On l’avait plus ou moins oublié. L’attention publique a été ramenée sur lui par le livre de Robert de Mattei Il concilio Vaticano II, una storia mai scritta (cf. p. 203-208 et la suite, notamment p. 235-238). De son côté Mgr Gherardini en a tiré un argument qui mérite d’être examiné en lui-même.
De quoi s’agit-il ? Le coup d’Etat ecclésiastique avait débuté le 13 octobre 1962, à la première assemblée conciliaire, par une intervention illégale du cardinal Liénart. Il s’ensuivit le rejet, en bloc, sans examen, de tous les schémas annotés et approuvés par Jean XXIII. Ils avaient été rédigés par la Commission préparatoire que Jean XXIII avait instituée en 1959 et qui, par un travail de trois années, avait établi le projet de 54 décrets et 15 constitutions dogmatiques. « La première rupture, dit Gherardini, fut fatale : un refus grossier de tous ces schémas. » Ils étaient destinés à fournir la base et le point de départ des discussions ; ils constituaient le programme que Jean XXIII avait établi pour le concile qu’il convoquait ; ils étaient une synthèse du « magistère pluriséculaire, résumé et actualisé ». La rupture est évidente, elle est massive, elle est un fait total, un fait révolutionnaire : « la révolution d’octobre dans l’Eglise », ainsi définie et approuvée par le futur cardinal Congar, que l’on soupçonna d’avoir imaginé une analogie léniniste avec la « révolution d’octobre » soviétique, la révolution de 1917, alors que, peut-être, il s’agissait simplement de la révolution d’octobre 1962 dans l’Eglise.

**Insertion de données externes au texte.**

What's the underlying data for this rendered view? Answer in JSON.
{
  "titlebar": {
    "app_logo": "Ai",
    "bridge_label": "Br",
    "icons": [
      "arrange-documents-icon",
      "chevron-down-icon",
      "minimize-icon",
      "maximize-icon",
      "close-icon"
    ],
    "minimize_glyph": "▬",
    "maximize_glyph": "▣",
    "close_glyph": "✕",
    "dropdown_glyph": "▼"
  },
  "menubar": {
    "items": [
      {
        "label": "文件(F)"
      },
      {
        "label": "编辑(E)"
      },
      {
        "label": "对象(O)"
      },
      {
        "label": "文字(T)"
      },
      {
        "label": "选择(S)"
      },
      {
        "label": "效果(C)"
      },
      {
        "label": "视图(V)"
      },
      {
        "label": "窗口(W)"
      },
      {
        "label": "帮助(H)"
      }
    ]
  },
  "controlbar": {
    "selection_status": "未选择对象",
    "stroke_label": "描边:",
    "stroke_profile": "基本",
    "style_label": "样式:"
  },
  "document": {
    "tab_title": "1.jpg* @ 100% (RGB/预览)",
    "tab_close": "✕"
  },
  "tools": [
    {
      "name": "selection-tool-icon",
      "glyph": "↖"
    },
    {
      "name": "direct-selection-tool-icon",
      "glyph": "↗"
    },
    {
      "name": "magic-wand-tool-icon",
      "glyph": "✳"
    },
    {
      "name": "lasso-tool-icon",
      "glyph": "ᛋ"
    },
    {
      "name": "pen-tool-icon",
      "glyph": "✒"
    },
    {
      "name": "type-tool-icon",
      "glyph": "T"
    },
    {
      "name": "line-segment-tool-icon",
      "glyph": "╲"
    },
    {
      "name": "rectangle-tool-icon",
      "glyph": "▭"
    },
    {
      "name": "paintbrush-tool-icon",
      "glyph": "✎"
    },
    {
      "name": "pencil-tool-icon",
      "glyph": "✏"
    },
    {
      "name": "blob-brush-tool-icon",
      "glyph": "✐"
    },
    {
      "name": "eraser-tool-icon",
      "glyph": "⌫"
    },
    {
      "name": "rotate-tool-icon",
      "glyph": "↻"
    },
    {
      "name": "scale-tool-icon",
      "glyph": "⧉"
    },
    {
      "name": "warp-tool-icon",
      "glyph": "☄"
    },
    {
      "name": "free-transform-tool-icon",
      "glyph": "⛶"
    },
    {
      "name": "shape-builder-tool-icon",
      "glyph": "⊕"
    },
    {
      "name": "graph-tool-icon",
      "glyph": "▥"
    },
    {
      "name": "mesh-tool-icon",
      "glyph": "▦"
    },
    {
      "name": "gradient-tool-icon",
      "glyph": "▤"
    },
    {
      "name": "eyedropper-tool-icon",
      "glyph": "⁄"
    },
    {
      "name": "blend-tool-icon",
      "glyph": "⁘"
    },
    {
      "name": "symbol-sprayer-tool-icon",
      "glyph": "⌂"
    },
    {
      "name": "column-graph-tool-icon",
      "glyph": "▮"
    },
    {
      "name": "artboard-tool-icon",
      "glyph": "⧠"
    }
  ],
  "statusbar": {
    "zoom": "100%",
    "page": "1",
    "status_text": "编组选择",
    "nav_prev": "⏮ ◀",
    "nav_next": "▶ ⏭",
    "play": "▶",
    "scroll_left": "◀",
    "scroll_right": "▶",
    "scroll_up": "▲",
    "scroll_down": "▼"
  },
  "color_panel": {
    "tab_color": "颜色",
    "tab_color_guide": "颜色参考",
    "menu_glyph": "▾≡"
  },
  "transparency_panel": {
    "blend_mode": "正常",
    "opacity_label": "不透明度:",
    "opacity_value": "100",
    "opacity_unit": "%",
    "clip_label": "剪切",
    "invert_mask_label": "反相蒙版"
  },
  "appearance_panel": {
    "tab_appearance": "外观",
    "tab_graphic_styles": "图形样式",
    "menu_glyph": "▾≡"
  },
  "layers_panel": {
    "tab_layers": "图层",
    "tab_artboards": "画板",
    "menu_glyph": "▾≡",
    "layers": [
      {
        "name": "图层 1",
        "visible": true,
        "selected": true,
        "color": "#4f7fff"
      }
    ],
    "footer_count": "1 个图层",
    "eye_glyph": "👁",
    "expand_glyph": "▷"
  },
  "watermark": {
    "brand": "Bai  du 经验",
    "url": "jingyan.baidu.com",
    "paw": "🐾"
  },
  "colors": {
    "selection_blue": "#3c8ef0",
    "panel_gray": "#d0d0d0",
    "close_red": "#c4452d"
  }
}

Cette rupture, analyse Gherardini, « avant de porter sur des matières déterminées, a porté sur l’inspiration de fond. On avait décrété un certain type d’ostracisme, mais pas envers l’une ou l’autre des vérités révélées et proposées comme telles par l’Eglise » ; « un acharnement particulier contre le thomisme considéré comme dépassé et désormais très éloigné de la sensibilité et des problématiques de l’homme moderne » ; mais « rejeter saint Thomas allait entraîner un effondrement doctrinal ».
La rupture d’octobre 1962 a été manigancée et imposée par une conjuration minoritaire, mais acceptée, approuvée, finalement glorifiée et vécue par une très large majorité. Ce fut une décision conciliaire et non pas une abusive et sournoise interprétation postconciliaire. La totalité du Concile ne se ramène pas forcément à la rupture : cela demande examen et vérification, ce sera le vrai débat, tôt ou tard. Quand Vatican II cite des conciles antérieurs, ces citations n’en sont pas forcément dévalorisées. Il reste seulement la crainte, ou le soupçon, qu’elles aient été faites parfois, qu’elles aient été faites souvent, qu’elles aient été faites surtout pour faire passer le reste.